Listen to the top of Morning Edition's roundup of news from the GOP convention. Steve Inskeep quickly wraps up the campaign so far, folds in news from last night and sets up listeners for three wonderful clips:

"Months of brutal campaigning for president concluded with a quaint American tradition last night. State delegations cast their ballots for president at the Republican National Convention. It's a chance to promote your candidate for the nomination; and also your state."

Revisit the way Weekend All Things Considered opened its look at policing. With short, declarative sentences and the effective use of clips, the show prepared listeners for a powerful hour. Michel Martin then kept things simple:

"After all that's happened this week, indeed, after all that's happened in recent years and confrontations between citizens and law enforcement that have resulted in deaths and injury among both, we decided to take this entire hour to talk about policing.

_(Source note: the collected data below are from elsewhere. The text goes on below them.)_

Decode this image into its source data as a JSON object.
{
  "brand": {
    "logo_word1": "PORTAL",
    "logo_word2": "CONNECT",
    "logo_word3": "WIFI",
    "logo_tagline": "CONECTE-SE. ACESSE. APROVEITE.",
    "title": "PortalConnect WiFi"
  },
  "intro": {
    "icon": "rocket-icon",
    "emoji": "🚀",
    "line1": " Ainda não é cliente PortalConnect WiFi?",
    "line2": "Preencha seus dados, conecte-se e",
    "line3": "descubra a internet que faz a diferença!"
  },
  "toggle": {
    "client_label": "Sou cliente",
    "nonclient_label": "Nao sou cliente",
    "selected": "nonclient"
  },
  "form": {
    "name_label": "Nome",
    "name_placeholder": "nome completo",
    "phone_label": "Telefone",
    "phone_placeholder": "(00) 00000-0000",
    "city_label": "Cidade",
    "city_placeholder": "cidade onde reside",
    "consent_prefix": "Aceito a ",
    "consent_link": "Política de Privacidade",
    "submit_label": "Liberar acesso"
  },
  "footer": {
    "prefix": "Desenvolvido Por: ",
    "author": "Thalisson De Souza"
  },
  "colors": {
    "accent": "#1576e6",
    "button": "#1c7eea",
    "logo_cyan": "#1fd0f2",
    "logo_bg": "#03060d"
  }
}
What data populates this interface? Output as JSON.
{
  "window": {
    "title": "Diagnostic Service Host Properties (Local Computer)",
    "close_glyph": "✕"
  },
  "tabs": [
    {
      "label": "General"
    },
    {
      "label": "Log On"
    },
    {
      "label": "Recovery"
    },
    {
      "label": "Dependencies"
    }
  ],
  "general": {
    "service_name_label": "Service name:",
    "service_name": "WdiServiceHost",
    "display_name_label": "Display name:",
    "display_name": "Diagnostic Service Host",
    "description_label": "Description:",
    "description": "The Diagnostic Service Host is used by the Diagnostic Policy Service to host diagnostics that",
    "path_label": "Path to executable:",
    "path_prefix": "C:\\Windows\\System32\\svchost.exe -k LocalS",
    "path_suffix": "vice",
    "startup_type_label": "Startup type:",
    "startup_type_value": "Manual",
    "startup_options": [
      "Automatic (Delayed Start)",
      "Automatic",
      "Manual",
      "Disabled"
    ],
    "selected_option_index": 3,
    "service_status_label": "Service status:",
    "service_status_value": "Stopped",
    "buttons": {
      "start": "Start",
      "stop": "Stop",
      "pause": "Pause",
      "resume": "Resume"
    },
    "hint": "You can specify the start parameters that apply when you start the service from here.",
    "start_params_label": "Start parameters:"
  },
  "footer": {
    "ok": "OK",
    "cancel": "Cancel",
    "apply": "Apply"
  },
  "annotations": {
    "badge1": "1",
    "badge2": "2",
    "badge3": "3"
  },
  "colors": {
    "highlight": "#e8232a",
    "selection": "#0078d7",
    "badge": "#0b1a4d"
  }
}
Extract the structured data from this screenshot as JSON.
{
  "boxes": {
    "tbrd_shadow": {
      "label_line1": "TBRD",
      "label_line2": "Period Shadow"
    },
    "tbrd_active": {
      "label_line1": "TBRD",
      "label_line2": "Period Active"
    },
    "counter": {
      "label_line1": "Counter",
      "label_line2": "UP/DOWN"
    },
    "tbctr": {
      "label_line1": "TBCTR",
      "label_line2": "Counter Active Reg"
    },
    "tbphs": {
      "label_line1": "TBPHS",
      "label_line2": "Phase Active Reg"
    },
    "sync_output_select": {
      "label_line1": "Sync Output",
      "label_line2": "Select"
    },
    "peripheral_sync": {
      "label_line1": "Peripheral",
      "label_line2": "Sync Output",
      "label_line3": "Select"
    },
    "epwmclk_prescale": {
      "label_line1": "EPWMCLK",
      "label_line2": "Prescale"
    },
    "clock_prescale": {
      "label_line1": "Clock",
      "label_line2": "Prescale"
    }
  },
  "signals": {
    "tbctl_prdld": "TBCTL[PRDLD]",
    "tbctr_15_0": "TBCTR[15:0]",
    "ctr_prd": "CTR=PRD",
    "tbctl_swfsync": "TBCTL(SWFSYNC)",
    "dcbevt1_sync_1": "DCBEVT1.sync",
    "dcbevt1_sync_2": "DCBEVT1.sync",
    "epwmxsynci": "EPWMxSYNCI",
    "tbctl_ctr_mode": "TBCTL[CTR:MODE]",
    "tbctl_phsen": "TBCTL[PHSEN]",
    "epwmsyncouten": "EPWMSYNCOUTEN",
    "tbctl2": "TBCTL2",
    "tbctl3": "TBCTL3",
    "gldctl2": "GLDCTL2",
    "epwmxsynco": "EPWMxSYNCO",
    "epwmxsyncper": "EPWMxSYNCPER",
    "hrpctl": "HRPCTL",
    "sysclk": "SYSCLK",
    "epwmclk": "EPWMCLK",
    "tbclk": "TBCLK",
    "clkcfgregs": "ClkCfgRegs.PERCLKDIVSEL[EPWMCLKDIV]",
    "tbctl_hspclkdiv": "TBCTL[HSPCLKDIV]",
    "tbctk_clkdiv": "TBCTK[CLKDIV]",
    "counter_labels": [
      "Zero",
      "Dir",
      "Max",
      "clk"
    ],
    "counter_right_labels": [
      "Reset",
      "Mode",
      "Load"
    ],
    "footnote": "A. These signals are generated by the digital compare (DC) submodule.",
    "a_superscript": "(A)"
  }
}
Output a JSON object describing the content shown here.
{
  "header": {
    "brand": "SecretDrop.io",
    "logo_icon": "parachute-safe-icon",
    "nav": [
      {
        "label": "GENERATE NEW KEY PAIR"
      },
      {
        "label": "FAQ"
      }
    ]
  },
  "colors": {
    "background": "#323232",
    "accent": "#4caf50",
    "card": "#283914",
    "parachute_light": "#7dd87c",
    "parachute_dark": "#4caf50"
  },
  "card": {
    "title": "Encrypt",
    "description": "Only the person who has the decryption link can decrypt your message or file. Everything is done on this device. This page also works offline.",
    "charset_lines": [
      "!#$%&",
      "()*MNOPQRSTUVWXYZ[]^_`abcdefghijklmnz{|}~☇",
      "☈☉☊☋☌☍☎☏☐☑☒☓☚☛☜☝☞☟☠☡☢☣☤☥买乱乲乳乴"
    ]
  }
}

"Almost all of our guests today are or have been directly involved in law enforcement, and we'll be talking with them about the work they do, why they do it and whether they think the system is broken. We'll talk about how they cope with the stresses of the job, and we'll be talking with folks who've looked at the latest research around policing to ask them what, if anything, should be done differently."

Read these concluding paragraphs from Linda Holmes' appreciation of The Great British Baking Show (which I also love):

"What emerges over the course of the show is that it doesn't only have a style; it has an ethic. Mary and Paul do not fall victim to the misdirection of small but spectacular-looking mistakes. If the custard in the middle of whatever you're making doesn't quite set, the entire thing may collapse and run all over the counter, but they'll taste it anyway! And they'll tell you that your custard not setting isn't necessarily a bigger mistake than anything else; it just looks worse. If you can't get your cake put together, they'll still taste the layers. You may not be out. Do not lose heart. Do not lose heart.

"Don't laugh, but this is life, in a way, as we all hope for it to be. You screw up, but not entirely. You see your hoped-for result dashed on the counter in a pile of goop, but someone says, "I see what you put into this; I see what you intended." Someone you trust who is better than you are at whatever you're trying to do says, "We both see what you did wrong; I can help you identify what you did right." You still might lose. You still might go home crying with disappointment. But someone will have said, "Next time, take it out of the oven five minutes sooner and you'll really have something." It's a show of such ... hope. Hoping everybody else is going to be willing to try the imperfect layers of your particular not-quite-put-together cake is often the only way to get through the day, after all.

"It will also really make you want to learn to make macaroons. Though that might be just me."

Check out this carefully crafted phrase from Camila Domonske's Two-Way opus on Larry the Cat and the rumors that he hasn't been a very competent prime mouser:

"Slurs on Larry's efficacy continued to dog him."

The list could go on. The point is that while we may not always use the word "honing" correctly, we do know very well how to hone.